The 183-Day Rule: Passport Stamp Verification
The legal test for tax residency in the UAE is set out in Cabinet Decision n° 85/2022 of 9 September 2022 (article 3, paragraph 1). It recognises tax residency where the individual is physically present in the UAE for at least 183 days in any 12-month period, or where they meet the alternative 90-day criterion (UAE / GCC nationals or residents holding a valid permit, with a permanent place of residence or an employment / business in the UAE), or where the UAE constitutes their place of usual or primary residence and centre of financial and personal interests. The 183-day rule is objective and difficult to falsify. French authorities cross-check declared days against passport stamps, AEOI / CRS data and other indicators; passport scans collected at the time of UAE bank-account opening are part of the auditable record.
Stamp Analysis and Chronological Verification
Entry and exit stamps create a chronological record. Tax auditors can count days spent in each jurisdiction and cross-check this against claimed residence. If stamps show you left UAE 200 days before filing your tax return, while simultaneously claiming 365-day UAE residence, the inconsistency is fatal. Similarly, if stamps show you in France for 120 days during a 183-day window, you have failed the numerical test. Passport falsification amplifies penalties to criminal levels.
Sophisticated taxpayers attempt workarounds — leaving the UAE briefly to maintain presence, or staying in third countries to reduce France-counted days. Auditors now recognise these patterns. Consistent presence in a third country while supposedly relocating to the UAE suggests that the UAE relocation was never genuinely intended. The French Conseil d'État has consistently held that the criteria of article 4 B CGI require not merely the satisfaction of one numerical threshold but a substantive examination of the taxpayer's personal and economic situation (cf. CE, 15 June 2016, n° 386218; CE, 27 March 2020, n° 428003).

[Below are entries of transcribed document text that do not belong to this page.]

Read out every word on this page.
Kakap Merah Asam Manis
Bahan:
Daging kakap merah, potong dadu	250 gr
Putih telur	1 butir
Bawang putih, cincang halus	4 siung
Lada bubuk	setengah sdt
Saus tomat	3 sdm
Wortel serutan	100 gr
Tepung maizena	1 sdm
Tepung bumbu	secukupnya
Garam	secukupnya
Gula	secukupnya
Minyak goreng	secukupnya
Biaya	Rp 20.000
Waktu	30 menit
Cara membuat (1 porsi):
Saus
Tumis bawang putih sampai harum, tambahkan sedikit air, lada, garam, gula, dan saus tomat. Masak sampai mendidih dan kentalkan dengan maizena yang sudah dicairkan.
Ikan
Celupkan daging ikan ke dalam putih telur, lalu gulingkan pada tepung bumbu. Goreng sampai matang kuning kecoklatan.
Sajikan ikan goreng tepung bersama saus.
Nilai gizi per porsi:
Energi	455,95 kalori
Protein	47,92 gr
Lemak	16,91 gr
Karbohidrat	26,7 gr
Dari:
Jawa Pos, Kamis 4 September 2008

Income Source Analysis and Economic Reality
Even if physical presence can be established, French authorities examine whether your economic interests have genuinely relocated to the UAE. An individual earning 100 % of their income from French clients, managing a French business remotely from Dubai, or receiving rental income from French property while claiming UAE residence may fail the centre-of-economic-interests test of article 4 B 1° c) CGI (and the equivalent UAE test under Cabinet Decision n° 85/2022). This is a qualitative test, not merely numerical.
What Courts Examine
Auditors and courts look at: primary source of income (still France? = factor against residency); management of assets and business (remote from UAE = factor against residency); location of family and spouse employment (spouse working in France = factor against residency); children's schooling (French schools = factor against residency); and frequency of business travel back to France (weekly trips = factor against residency). No single factor is determinative, but the accumulation of factors constitutes strong evidence.
This "reality test" is subjective but consistently applied. It defeats sophisticated schemes where an individual establishes a UAE company as a shell, collects minimal UAE-source income, and continues deriving 95% of wealth from French sources while claiming non-resident status. Courts view such arrangements skeptically and often reclassify the individual as French resident based on the totality of economic activity.